Оглавление

Глава восемнадцатая

 

 

 

Как могло случиться, что эта девушка, полуребенок, выманила у нее тайну, взяла над ней такую власть? Она, конечно, очаровательна — талантлива, чутка и ласкова, но легкомысленна и шаловлива; в ней нет тех глубоких подводных течений, которыми умеют жить те, для которых явления внутреннего мира значат больше внешней проходящей действительности. Она не живет на большой глубине, на действительность она смотрит с ожиданием. Если бы не ее талант и изящество, она бы была банальна. Это «если бы» заключает в себе очень многое, но...

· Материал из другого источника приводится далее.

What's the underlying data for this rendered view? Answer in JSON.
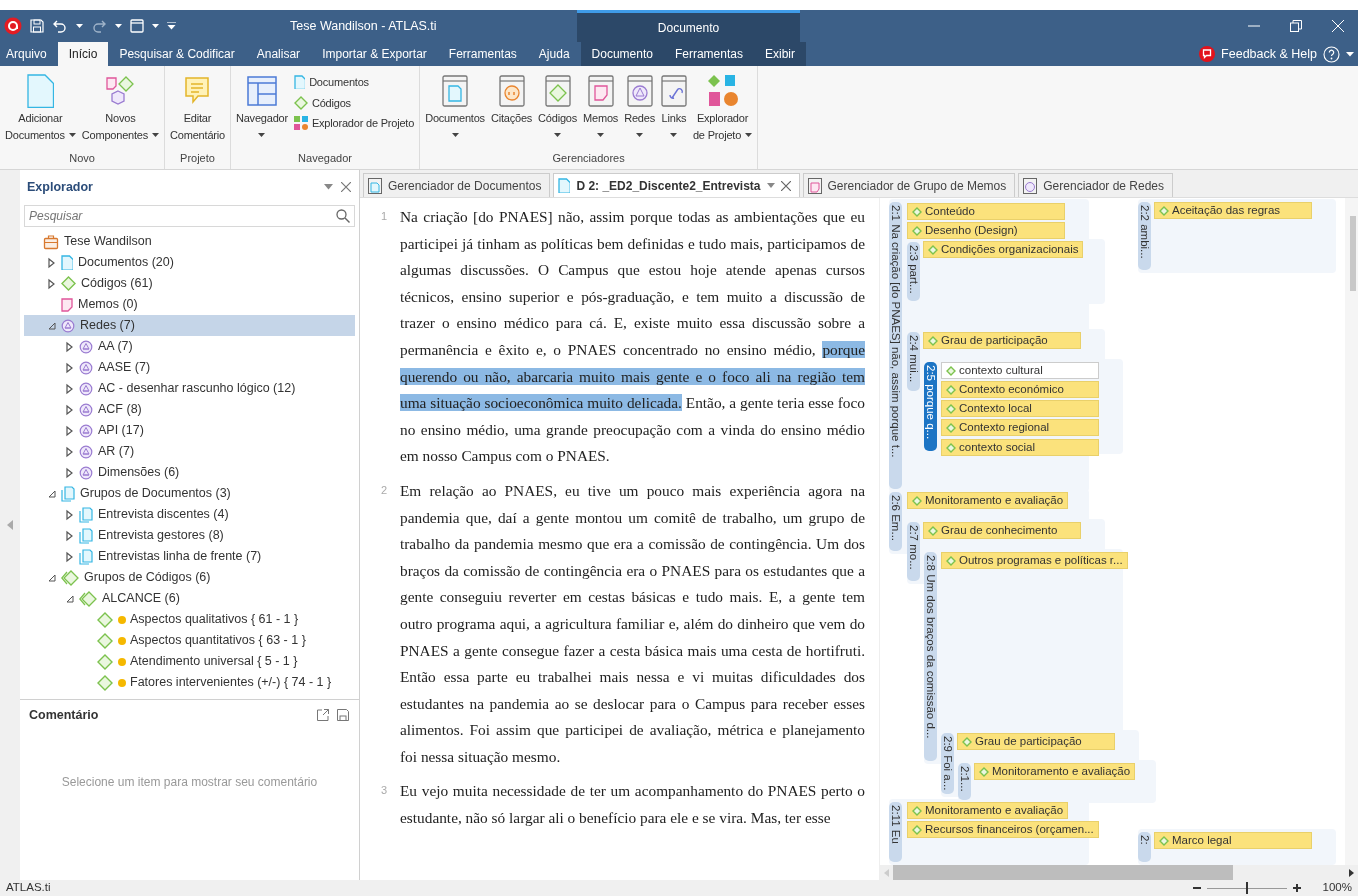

«Мне не следовало открываться ей! Начнет, пожалуй, чирикать налево и направо о моей тайне!» — думала Елочка, слушая музыку. До сих пор она посещала только оперу. Послушать Шестую симфонию она решилась под впечатлением слов Аси: «Чистая музыка, не связанная ни со зрительными впечатлениями, ни с текстом, выше, глубже, абстрактней оперы», — сказала раз при ней Ася. Оказалось, однако, что Елочке отвлеченная музыка говорит мало — когда во втором отделении концерта началась Шестая симфония, сколько она ни старалась вслушиваться, она никак не могла перестать думать о посторонних музыке вещах... Чудесные звучания скользили мимо. «Как я бездарна! — с горечью подумала она. — Одна я такая во всем зале». Она стала обводить глазами соседние кресла, а потом взглянула на людей, стоящих за барьером между колоннами. «Вот эти ради музыки даже стоять готовы. Все слушают и понимают, кроме меня!» И вдруг она вздрогнула: глаза ее скользнули по одному лицу, черты которого слишком врезались в ее память, чтобы их можно было не узнать.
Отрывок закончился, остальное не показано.